Rio LGBTQIA+
- Location: Rio de Janeiro, Brazil
- Founded: 2011
- Language: International
- Website: http://www.riolgbtqia.com.br

= Rio LGBTQIA+ Festival Internacional de Cinema =

LGBTQ film festival in Brazil

Rio LGBTQIA+ Festival Internacional de Cinema is a major annual film festival in Rio de Janeiro in Brazil, dedicated to the screening of a wide range of contemporary LGBTQIA+ films. It was established in 2011, and is screened in July each year.

The Festival states that it is focused on supporting artists and filmmakers, providing a means for creative directors to work together and collectively express themselves.
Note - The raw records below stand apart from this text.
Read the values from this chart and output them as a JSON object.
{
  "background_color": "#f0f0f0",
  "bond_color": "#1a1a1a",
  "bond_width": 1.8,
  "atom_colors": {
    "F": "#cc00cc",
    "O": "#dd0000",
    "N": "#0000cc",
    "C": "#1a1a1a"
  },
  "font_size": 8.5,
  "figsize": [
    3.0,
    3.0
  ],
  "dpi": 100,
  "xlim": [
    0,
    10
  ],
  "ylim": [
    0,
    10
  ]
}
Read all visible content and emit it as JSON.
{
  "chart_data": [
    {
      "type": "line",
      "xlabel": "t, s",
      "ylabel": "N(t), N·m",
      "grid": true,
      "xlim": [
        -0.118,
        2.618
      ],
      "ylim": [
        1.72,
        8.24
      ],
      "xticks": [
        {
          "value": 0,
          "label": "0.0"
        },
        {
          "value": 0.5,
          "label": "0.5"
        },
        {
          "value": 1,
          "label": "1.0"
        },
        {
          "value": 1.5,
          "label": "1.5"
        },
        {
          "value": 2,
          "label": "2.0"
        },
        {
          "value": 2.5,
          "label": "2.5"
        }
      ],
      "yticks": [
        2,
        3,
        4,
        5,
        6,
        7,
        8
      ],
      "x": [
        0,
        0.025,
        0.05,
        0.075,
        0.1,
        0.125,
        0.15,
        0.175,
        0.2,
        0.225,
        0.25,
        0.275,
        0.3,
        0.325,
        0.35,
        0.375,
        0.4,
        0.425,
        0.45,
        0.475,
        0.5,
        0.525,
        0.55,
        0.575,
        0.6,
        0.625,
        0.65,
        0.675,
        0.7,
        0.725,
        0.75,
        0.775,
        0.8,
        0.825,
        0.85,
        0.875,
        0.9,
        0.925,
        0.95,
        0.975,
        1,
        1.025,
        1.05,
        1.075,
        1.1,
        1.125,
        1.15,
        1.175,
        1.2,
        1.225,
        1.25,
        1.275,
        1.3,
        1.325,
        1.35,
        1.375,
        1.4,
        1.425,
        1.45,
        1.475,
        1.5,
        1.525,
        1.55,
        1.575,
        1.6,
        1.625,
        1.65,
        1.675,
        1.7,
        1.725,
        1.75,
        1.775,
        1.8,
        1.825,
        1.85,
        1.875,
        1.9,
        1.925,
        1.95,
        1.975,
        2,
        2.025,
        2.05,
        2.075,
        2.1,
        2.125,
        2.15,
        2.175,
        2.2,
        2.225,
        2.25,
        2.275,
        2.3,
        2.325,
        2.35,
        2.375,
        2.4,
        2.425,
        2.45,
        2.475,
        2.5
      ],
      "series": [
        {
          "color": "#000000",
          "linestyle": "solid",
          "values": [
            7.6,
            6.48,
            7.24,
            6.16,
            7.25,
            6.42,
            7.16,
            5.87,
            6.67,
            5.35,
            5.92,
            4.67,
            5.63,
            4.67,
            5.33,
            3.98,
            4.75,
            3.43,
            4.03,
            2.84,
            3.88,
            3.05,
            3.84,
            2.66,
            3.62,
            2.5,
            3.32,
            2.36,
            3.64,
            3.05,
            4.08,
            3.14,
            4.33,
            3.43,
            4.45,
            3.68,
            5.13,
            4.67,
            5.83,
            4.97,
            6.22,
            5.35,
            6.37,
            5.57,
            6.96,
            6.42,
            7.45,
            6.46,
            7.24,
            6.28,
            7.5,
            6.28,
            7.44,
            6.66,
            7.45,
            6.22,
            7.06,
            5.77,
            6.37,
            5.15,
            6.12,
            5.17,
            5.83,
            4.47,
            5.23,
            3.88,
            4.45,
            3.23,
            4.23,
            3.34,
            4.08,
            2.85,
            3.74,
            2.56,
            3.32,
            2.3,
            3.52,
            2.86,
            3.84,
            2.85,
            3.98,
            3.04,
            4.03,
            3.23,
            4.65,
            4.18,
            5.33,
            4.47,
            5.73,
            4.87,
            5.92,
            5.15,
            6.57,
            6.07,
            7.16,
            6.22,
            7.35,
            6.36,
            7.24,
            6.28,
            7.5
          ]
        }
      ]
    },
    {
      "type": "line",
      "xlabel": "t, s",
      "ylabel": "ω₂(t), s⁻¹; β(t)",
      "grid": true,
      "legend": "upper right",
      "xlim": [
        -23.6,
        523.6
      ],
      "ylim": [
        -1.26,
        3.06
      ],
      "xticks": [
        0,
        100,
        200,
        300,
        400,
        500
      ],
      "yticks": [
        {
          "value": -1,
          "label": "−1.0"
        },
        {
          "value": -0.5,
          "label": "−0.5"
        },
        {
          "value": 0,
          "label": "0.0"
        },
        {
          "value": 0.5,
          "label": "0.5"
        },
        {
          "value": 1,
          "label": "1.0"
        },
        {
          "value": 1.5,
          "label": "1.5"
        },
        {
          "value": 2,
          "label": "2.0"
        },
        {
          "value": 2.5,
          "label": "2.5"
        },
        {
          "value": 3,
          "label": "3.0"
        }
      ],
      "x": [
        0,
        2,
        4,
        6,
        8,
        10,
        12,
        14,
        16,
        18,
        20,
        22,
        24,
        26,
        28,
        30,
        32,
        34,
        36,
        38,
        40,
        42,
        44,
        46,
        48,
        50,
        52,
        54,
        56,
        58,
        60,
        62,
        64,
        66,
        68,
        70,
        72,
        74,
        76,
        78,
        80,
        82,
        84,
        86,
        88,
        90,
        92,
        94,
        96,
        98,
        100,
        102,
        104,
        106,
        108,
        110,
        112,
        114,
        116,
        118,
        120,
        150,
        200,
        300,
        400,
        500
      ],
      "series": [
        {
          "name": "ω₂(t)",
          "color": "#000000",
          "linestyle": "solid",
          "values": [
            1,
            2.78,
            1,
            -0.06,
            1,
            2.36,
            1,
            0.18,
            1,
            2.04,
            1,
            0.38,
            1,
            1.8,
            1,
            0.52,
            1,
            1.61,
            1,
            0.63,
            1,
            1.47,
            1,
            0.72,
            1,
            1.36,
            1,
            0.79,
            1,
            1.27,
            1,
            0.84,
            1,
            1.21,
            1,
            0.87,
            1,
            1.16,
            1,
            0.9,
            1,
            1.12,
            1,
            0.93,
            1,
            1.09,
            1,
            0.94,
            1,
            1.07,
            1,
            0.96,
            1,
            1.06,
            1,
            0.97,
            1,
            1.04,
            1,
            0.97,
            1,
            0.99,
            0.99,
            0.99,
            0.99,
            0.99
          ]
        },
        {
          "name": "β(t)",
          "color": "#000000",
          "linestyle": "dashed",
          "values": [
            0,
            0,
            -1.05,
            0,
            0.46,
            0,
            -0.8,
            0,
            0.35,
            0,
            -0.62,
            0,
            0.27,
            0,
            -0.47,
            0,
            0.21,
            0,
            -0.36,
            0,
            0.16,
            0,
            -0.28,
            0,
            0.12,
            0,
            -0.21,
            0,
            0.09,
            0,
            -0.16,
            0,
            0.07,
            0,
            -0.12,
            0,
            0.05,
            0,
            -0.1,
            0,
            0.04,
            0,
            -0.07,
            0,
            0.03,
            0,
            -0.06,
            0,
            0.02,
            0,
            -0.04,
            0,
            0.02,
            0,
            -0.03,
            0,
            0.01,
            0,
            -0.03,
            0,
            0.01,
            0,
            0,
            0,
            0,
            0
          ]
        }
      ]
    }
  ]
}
The 2015 Festival lasted for ten days, and included debates, director presentations, panel discussions, Q and A sessions with production staff and screenings in a variety of locations throughout the city. It featured 124 films, 27 full-length features and 93 short films. The International Panorama section featured 18 new films, whilst the National Panorama section, focussed on Brazil, consisted of 9 new films, which were mostly documentaries. The Director And Curator of the Festival, Alexander Mello, explained that "The prevalence of documentaries has to do with the need to tell the stories of what is happening in Brazil in terms of issues surrounding sexuality... It is cinema used as a tool to combat prejudice, as a way of speaking to influential people in the community".

The award ceremony included ways for the public to participate by voting for their favourite films. The talks featured guests including directors and respected figures in the film industry.